We went to visit a factory a few weeks back. One of those “get to know the neighborhood” things. Juarez’s factories, or “maquilas,” are the economic engine of the city. We walked down to the production floor. Long assembly lines, mostly women, put together computer monitors and plasma TVs which groups of men then wrap, pack, and stack in infinite rows. We walked along the line, stopping at each step in the assembly process. One woman in particular caught my attention. As the assembled monitors came to her she would twist each on its stand: left, right, up, down, left, right. Then she would send it along the line and turn her attention to the next. Left, right, up, down, left, right. Next. I wondered if at night she dreamed of a never-ending line of monitors to be swiveled. I wondered if, in her idle moments, her hands still made those motions involuntarily. Left, right. Up, down.
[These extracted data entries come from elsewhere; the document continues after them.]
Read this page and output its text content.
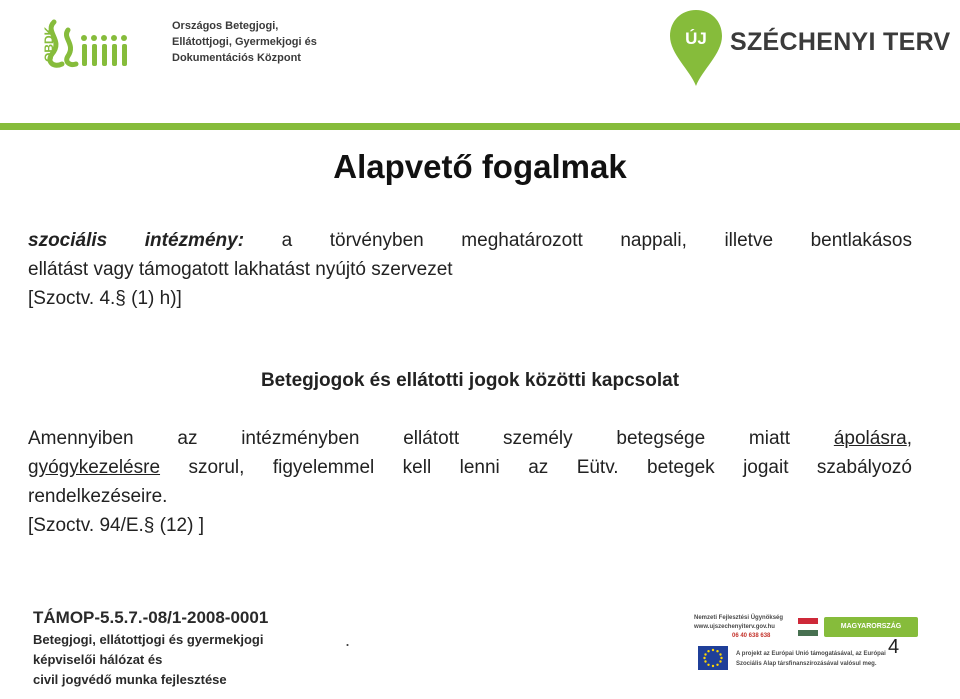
OBDK
Országos Betegjogi,
Ellátottjogi, Gyermekjogi és
Dokumentációs Központ
ÚJ SZÉCHENYI TERV
Alapvető fogalmak
szociális intézmény: a törvényben meghatározott nappali, illetve bentlakásos
ellátást vagy támogatott lakhatást nyújtó szervezet
[Szoctv. 4.§ (1) h)]
Betegjogok és ellátotti jogok közötti kapcsolat
Amennyiben az intézményben ellátott személy betegsége miatt ápolásra,
gyógykezelésre szorul, figyelemmel kell lenni az Eütv. betegek jogait szabályozó
rendelkezéseire.
[Szoctv. 94/E.§ (12) ]
TÁMOP-5.5.7.-08/1-2008-0001
Betegjogi, ellátottjogi és gyermekjogi
képviselői hálózat és
civil jogvédő munka fejlesztése
.
Nemzeti Fejlesztési Ügynökség
www.ujszechenyiterv.gov.hu
06 40 638 638
MAGYARORSZÁG MEGÚJUL
A projekt az Európai Unió támogatásával, az Európai
Szociális Alap társfinanszírozásával valósul meg.
4
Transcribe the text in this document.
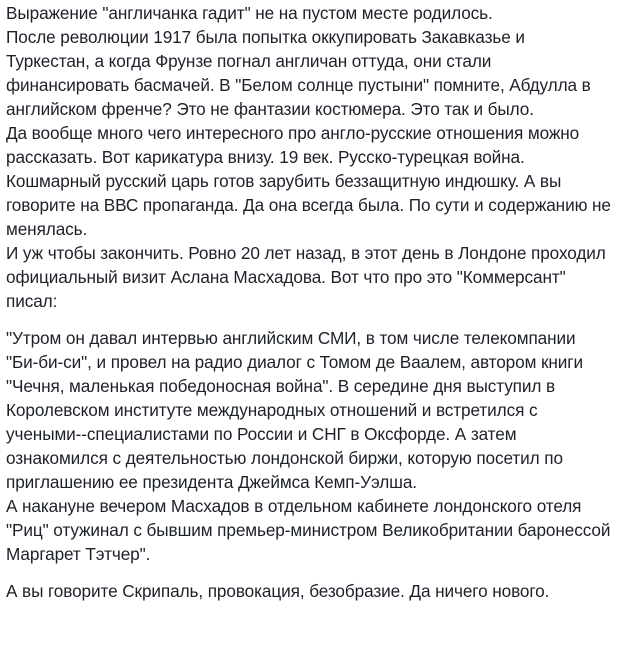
Выражение "англичанка гадит" не на пустом месте родилось.

После революции 1917 была попытка оккупировать Закавказье и Туркестан, а когда Фрунзе погнал англичан оттуда, они стали финансировать басмачей. В "Белом солнце пустыни" помните, Абдулла в английском френче? Это не фантазии костюмера. Это так и было.

Да вообще много чего интересного про англо-русские отношения можно рассказать. Вот карикатура внизу. 19 век. Русско-турецкая война. Кошмарный русский царь готов зарубить беззащитную индюшку. А вы говорите на ВВС пропаганда. Да она всегда была. По сути и содержанию не менялась.

И уж чтобы закончить. Ровно 20 лет назад, в этот день в Лондоне проходил официальный визит Аслана Масхадова. Вот что про это "Коммерсант" писал:

"Утром он давал интервью английским СМИ, в том числе телекомпании "Би-би-си", и провел на радио диалог с Томом де Ваалем, автором книги "Чечня, маленькая победоносная война". В середине дня выступил в Королевском институте международных отношений и встретился с учеными--специалистами по России и СНГ в Оксфорде. А затем ознакомился с деятельностью лондонской биржи, которую посетил по приглашению ее президента Джеймса Кемп-Уэлша.

А накануне вечером Масхадов в отдельном кабинете лондонского отеля "Риц" отужинал с бывшим премьер-министром Великобритании баронессой Маргарет Тэтчер".

А вы говорите Скрипаль, провокация, безобразие. Да ничего нового.
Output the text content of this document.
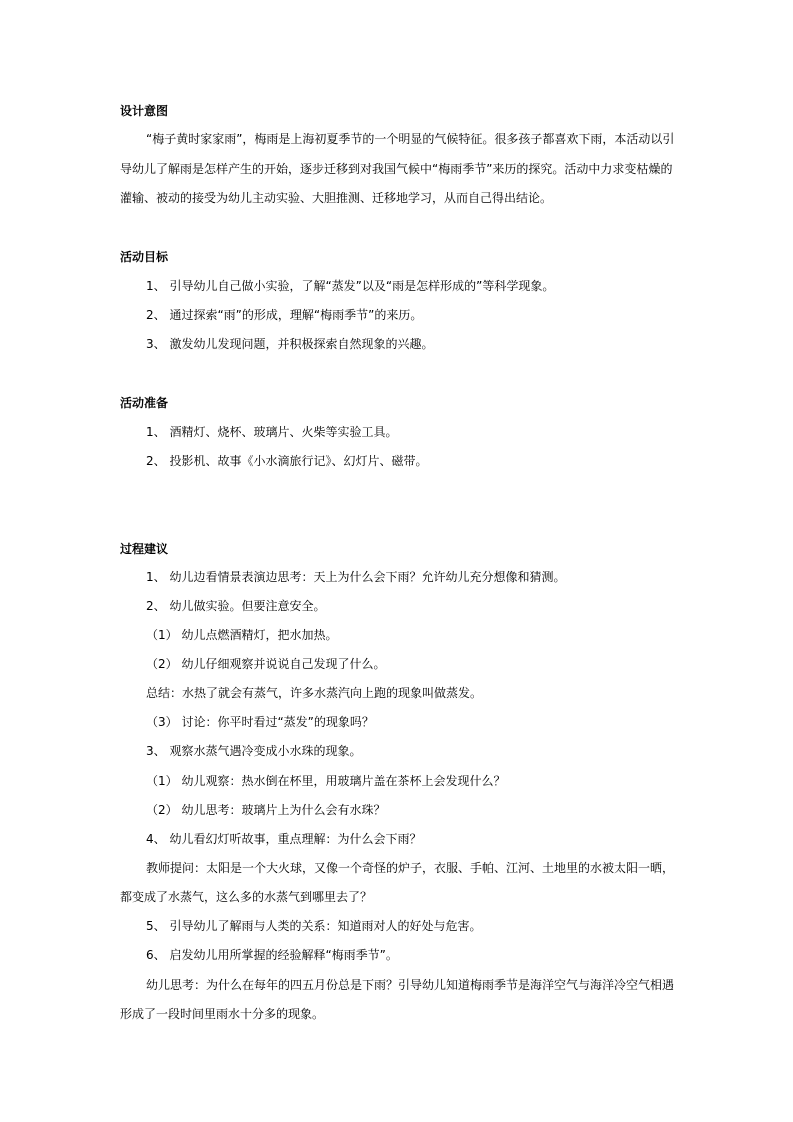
设计意图
“梅子黄时家家雨”，梅雨是上海初夏季节的一个明显的气候特征。很多孩子都喜欢下雨，本活动以引
导幼儿了解雨是怎样产生的开始，逐步迁移到对我国气候中“梅雨季节”来历的探究。活动中力求变枯燥的
灌输、被动的接受为幼儿主动实验、大胆推测、迁移地学习，从而自己得出结论。
活动目标
1、 引导幼儿自己做小实验，了解“蒸发”以及“雨是怎样形成的”等科学现象。
2、 通过探索“雨”的形成，理解“梅雨季节”的来历。
3、 激发幼儿发现问题，并积极探索自然现象的兴趣。
活动准备
1、 酒精灯、烧杯、玻璃片、火柴等实验工具。
2、 投影机、故事《小水滴旅行记》、幻灯片、磁带。
过程建议
1、 幼儿边看情景表演边思考：天上为什么会下雨？允许幼儿充分想像和猜测。
2、 幼儿做实验。但要注意安全。
（1） 幼儿点燃酒精灯，把水加热。
（2） 幼儿仔细观察并说说自己发现了什么。
总结：水热了就会有蒸气，许多水蒸汽向上跑的现象叫做蒸发。
（3） 讨论：你平时看过“蒸发”的现象吗？
3、 观察水蒸气遇冷变成小水珠的现象。
（1） 幼儿观察：热水倒在杯里，用玻璃片盖在茶杯上会发现什么？
（2） 幼儿思考：玻璃片上为什么会有水珠？
4、 幼儿看幻灯听故事，重点理解：为什么会下雨？
教师提问：太阳是一个大火球，又像一个奇怪的炉子，衣服、手帕、江河、土地里的水被太阳一晒，
都变成了水蒸气，这么多的水蒸气到哪里去了？
5、 引导幼儿了解雨与人类的关系：知道雨对人的好处与危害。
6、 启发幼儿用所掌握的经验解释“梅雨季节”。
幼儿思考：为什么在每年的四五月份总是下雨？引导幼儿知道梅雨季节是海洋空气与海洋冷空气相遇
形成了一段时间里雨水十分多的现象。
She works forty hours a week. She makes $250 a month. The monitor retails for $300.
On the visa line I see 100 to 150 faces a day. They pass in front of my window every two to three minutes. I take their fingerprints. I ask them a few questions. I make a decision.
I remember a few details: a toddler’s pigtails; an old man’s hand on his wife’s shoulder; a woman’s pink t-shirt that read “Las Vegas Does it Better!”
I forget almost everything.
I make people cry, smile, glare in disgust, and wander away puzzled. On my best days I am quick, painless, easily forgotten. On my worst I am the devil behind two panes of glass handing you a piece of paper, telling you I’m sorry, calling the next number. It’s 8am, it’s 12pm, it’s 4pm. The woman takes the paper, tears pool below the cataracts in her eyes, and the guard points her towards the exit.
I shuffle paper, tap on the keyboard, wiggle the mouse up, down, left, right. I dream of computer screens and waiting rooms. I dream of adjudicating visas for my dog. My grandmother. Vampires.
Every day I sit behind bulletproof glass and talk in to a microphone. Maybe I’m a diplomat, maybe I’m making change on the Jersey Turnpike. My drive home is Autobahn meets Thunderdome — beat-up cars, shiny trucks just waiting to be carjacked, convoys of federal police, their faces covered, their guns at the ready.
At night: a walk with the dog down nearly empty streets, a cocktail with friends as the sinking sun bleeds orange across the clouds. It gets late and a sixteen-piece mariachi band wanders in, their jackets sparkling and their pants clanking with metallic embellishment. They play song after song. The lights come up on the border fence and bleach the night sky.
There’s a grim, carnival-esque feel to everything. At stoplights people come up to my car to sell me cigarettes, guavas, a SpongeBob SquarePants sleeping bag, and the daily paper. Sheet-covered corpses are sprawled across the whole front page.
The dry heat is broken by sudden thunderstorms that come from nowhere to pull a black cloak across the sky. Wind bends the trees backward. Rain spits onto sizzling pavement and creates lakes in the uneven, oft-patched streets. Violent thunder and brisk snaps of lightning bring a halt to the rain and then suddenly the storm is over. The clouds part, a rainbow streaks down to meet the horizon.
My neighbors party late into the night. A barbecue, a bouncy castle for the kids, empty bottles of Tanqueray lay abandoned on the grass and at 3am: karaoke. First Julio Iglesias, then Gloria Estefan, then Lady Gaga. In the morning pink vomit covers the sidewalk.
People have dinner parties. You buy a bonsai tree at the gas station on your way home. A teenager in white face paint and stained overalls juggles flaming torches beside the highway.
I sit in my chair, I switch the microphone on, I call the next person to my window.